L’essai routier reste indispensable. Le V8 doit répondre avec netteté, la boîte double embrayage doit passer les rapports avec fluidité, le freinage doit rester stable et la direction doit conserver la précision attendue d’une Ferrari moderne. Toute vibration, alerte électronique, bruit de suspension ou irrégularité de transmission doit être analysé avant décision.
Acheter une Ferrari Roma demande plus qu’un choix de couleur ou d’options. Le modèle séduit par son élégance, mais un bel exemplaire doit surtout être cohérent : configuration juste, historique clair, entretien suivi, électronique parfaitement fonctionnelle, trains roulants sains et habitacle bien conservé.

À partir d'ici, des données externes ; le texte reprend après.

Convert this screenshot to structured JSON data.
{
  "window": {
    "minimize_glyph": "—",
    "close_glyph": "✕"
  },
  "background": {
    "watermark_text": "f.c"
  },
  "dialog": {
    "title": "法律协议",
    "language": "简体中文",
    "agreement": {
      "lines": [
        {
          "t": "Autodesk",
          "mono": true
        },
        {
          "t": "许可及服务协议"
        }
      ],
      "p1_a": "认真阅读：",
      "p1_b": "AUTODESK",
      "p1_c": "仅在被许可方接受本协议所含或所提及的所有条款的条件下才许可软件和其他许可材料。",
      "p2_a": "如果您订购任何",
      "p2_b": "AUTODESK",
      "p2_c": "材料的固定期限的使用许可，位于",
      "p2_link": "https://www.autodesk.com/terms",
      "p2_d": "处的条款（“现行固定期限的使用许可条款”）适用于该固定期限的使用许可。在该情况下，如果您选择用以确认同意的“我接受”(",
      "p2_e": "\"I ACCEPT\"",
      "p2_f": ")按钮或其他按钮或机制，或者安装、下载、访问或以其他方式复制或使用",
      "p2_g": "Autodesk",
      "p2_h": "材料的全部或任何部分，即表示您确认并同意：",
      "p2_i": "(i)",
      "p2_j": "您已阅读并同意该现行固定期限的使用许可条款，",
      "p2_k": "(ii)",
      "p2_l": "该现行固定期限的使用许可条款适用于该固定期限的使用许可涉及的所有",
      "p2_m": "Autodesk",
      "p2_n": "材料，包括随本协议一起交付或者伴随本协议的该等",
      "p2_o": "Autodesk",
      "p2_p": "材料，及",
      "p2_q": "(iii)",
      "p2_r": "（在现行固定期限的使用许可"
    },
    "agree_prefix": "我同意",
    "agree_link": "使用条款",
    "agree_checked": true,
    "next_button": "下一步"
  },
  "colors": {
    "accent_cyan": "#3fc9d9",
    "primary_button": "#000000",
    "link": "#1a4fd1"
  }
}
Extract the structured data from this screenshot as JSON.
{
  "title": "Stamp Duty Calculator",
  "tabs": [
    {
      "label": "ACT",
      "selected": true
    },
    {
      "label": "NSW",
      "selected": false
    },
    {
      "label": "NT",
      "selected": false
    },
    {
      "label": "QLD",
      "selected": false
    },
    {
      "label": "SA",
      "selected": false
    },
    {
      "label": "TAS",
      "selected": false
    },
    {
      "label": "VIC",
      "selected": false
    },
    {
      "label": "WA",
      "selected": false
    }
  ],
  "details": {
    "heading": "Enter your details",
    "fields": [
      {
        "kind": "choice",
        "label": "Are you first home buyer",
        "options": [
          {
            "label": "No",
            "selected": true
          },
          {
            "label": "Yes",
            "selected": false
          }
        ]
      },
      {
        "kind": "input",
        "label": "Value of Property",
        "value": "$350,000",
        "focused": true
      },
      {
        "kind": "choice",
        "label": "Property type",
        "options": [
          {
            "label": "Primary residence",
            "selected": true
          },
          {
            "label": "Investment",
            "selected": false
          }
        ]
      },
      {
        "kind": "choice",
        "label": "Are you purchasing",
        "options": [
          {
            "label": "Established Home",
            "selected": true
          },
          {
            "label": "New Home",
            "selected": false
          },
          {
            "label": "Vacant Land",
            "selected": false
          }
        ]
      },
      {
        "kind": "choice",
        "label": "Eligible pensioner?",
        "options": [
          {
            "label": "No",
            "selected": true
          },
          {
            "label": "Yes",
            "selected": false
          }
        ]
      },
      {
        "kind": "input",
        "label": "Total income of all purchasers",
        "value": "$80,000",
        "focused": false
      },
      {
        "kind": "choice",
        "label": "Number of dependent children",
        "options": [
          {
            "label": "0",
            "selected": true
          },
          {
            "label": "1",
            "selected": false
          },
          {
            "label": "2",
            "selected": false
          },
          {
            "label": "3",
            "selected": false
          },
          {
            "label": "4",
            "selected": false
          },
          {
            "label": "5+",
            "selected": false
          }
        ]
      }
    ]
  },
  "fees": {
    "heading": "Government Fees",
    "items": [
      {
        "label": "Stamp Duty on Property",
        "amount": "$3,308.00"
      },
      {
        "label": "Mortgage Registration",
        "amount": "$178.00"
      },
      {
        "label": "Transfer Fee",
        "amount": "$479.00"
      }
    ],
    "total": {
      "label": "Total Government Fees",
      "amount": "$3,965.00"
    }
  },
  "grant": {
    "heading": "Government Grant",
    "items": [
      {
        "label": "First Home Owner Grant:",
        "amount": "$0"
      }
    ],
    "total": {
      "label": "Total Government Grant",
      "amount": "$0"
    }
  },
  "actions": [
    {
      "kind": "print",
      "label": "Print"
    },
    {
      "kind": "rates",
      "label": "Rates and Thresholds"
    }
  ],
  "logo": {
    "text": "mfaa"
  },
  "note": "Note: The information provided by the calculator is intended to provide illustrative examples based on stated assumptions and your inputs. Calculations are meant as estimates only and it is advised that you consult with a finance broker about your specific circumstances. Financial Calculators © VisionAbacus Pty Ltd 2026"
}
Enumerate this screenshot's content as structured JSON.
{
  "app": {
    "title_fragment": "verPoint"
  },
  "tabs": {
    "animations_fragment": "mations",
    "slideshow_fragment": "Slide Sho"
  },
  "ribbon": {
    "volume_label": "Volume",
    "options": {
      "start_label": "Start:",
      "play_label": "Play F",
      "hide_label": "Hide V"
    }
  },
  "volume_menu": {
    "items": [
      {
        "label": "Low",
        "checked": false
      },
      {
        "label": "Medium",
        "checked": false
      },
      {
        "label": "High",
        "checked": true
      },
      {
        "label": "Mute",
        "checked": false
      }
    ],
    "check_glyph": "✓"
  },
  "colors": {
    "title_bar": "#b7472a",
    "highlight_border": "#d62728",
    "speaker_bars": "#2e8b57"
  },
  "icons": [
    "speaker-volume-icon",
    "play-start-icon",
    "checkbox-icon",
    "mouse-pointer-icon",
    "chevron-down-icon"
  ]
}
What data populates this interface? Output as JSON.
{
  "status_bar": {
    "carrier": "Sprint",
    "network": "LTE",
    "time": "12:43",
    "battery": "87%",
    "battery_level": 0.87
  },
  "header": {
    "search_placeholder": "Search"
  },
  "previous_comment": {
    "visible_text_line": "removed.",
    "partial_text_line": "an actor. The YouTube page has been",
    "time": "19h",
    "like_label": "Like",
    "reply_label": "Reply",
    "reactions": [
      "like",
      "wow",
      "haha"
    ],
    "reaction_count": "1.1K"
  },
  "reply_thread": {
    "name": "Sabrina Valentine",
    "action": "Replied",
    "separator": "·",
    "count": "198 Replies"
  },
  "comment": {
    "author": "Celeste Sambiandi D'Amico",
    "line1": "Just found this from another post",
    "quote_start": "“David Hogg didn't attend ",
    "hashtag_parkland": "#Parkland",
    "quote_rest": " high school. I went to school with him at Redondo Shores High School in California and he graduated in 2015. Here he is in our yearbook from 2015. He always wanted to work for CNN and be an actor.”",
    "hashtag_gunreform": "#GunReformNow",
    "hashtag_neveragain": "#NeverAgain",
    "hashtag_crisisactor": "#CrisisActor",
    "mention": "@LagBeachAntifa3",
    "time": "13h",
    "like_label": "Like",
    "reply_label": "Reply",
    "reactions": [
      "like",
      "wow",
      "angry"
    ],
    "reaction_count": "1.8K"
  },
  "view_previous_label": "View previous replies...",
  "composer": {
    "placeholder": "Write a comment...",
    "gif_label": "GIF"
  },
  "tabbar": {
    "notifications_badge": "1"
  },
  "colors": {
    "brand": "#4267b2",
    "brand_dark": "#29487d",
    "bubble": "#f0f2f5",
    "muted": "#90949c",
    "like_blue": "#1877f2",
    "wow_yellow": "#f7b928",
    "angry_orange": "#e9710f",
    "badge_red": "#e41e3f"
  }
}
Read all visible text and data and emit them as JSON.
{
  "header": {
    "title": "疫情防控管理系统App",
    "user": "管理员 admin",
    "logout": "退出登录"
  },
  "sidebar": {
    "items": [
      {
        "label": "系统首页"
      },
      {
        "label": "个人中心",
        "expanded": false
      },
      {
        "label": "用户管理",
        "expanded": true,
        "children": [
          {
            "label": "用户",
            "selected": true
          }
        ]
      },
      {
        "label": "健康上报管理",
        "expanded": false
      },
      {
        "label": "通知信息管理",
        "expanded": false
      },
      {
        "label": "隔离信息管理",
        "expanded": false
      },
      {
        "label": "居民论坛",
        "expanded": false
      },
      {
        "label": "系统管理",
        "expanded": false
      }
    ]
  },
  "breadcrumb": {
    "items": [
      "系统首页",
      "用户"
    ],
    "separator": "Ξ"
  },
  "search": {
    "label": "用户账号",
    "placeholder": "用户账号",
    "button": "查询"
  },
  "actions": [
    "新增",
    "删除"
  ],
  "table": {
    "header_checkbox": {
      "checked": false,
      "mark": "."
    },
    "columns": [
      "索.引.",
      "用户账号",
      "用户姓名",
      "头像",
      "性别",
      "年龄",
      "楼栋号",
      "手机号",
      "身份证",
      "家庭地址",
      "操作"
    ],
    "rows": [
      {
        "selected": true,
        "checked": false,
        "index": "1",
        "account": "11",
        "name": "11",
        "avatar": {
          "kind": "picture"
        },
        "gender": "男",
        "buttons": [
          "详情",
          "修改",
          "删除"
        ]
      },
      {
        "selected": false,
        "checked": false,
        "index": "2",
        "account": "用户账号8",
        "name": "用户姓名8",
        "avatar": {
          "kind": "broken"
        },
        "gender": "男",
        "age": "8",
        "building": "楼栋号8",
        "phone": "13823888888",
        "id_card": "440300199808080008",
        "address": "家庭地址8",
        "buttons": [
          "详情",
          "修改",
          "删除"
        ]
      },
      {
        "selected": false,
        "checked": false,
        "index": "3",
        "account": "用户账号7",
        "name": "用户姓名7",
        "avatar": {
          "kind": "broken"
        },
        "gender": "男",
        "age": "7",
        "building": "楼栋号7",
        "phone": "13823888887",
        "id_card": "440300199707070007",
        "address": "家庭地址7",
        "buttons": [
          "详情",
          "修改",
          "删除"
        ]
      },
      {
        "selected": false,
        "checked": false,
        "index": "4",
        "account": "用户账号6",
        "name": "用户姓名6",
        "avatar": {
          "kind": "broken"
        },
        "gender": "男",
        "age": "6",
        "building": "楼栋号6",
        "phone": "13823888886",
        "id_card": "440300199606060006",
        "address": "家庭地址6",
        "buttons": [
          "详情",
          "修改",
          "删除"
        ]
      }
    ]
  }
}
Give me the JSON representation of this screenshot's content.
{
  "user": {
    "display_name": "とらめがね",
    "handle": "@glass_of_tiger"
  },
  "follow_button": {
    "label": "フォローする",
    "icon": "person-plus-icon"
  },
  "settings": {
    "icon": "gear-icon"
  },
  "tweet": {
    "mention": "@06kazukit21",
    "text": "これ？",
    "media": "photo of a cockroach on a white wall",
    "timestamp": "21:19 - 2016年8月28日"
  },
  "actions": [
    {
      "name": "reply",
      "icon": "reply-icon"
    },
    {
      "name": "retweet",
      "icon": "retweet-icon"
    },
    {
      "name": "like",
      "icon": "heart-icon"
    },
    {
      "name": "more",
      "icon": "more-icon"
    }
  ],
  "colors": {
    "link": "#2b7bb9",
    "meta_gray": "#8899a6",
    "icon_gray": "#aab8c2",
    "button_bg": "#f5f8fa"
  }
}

Mecanicus apporte ici le regard d’un professionnel habitué aux voitures d’exception. L’objectif est simple : sélectionner une Roma conforme à son rang, bien présentée, bien suivie et réellement saine. Une voiture très optionnée n’est pas toujours la plus intéressante ; une configuration plus sobre, mais parfaitement entretenue, peut offrir une meilleure lecture.
Sur une Ferrari récente et technologique, les détails comptent. Origine, usage, état réel, qualité du dossier et cohérence de configuration permettent de distinguer une belle annonce d’un exemplaire solide. C’est cette exigence qui permet d’aborder l’achat d’une Ferrari Roma avec sérénité.